Yellow Butter Purple Jam Red Jam Black Bread by Mary Ann Hoberman




A collection of silly poems from the mind of Mary Ann Hoberman.  Do llamas really need pajamas to sleep?  Why won’t the room stop spinning?  Is it polite to talk with your mouth full?  All of these questions are answered plus the lives of hippos, frogs, ants and penguins are described through silly verses.

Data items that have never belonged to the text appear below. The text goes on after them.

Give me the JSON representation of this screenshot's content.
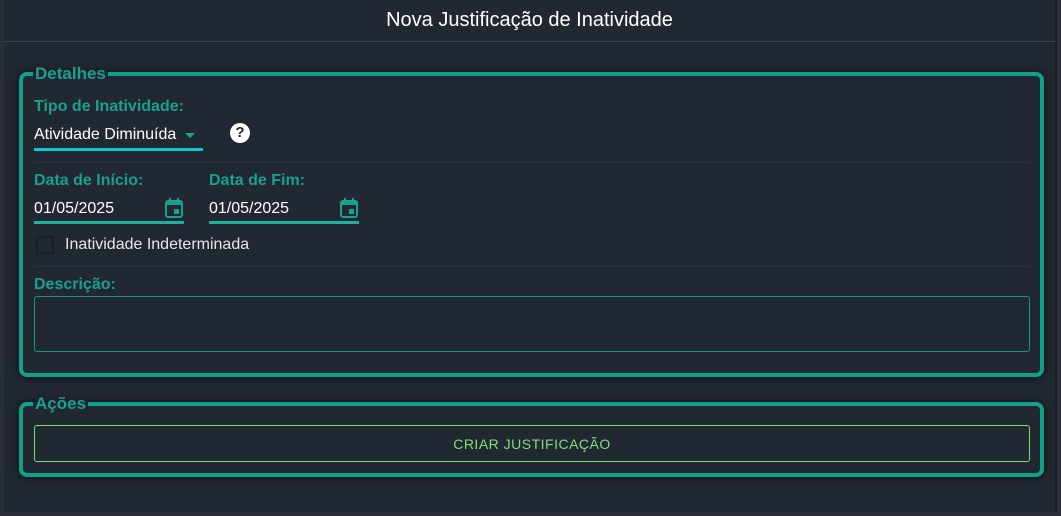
{
  "dialog": {
    "title": "Nova Justificação de Inatividade"
  },
  "details": {
    "legend": "Detalhes",
    "type": {
      "label": "Tipo de Inatividade:",
      "value": "Atividade Diminuída"
    },
    "start": {
      "label": "Data de Início:",
      "value": "01/05/2025"
    },
    "end": {
      "label": "Data de Fim:",
      "value": "01/05/2025"
    },
    "indefinite": {
      "label": "Inatividade Indeterminada",
      "checked": false
    },
    "description": {
      "label": "Descrição:",
      "value": ""
    }
  },
  "actions": {
    "legend": "Ações",
    "create_label": "CRIAR JUSTIFICAÇÃO"
  },
  "colors": {
    "accent": "#12a08c",
    "button_accent": "#72e06a",
    "select_underline": "#0fc6d6",
    "background": "#222832"
  }
}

Hoberman, M.  (1981).  Yellow Butter Purple Jelly Red Jam Black Bread.  New York:  The Viking Press.


My impressions


At first I was not so sure about this book.  But after reading more and more of the poems I couldn’t stop giggling.  While they were not my favorite poems they did remind me a little bit of Shel Silverstein (whom I enjoy very much for his nonsensical verses).  I did like the title poem very much and will use it in my preschool story time.  I think the kids will laugh right along with me.  Looking at the illustrations I was transported to my childhood.  I was reminded of Maurice Sendak with Chaya Burstein’s drawings.  They made me smile.




After searching for many hours I was not able to locate a review for this book.  Every page I went to informed me that I could be the first to write a review.  If I locate one at any time (because I am not one to easily give up) I will update this portion of the post.  My sincere apologies.




This collection had many tongue twisters including the title poem.  Using these tongue twisters in story time would be very fun and amusing for the children and me.  I might also use them with our teens after school during National Poetry Week, also encouraging them to create their own tongue twisters.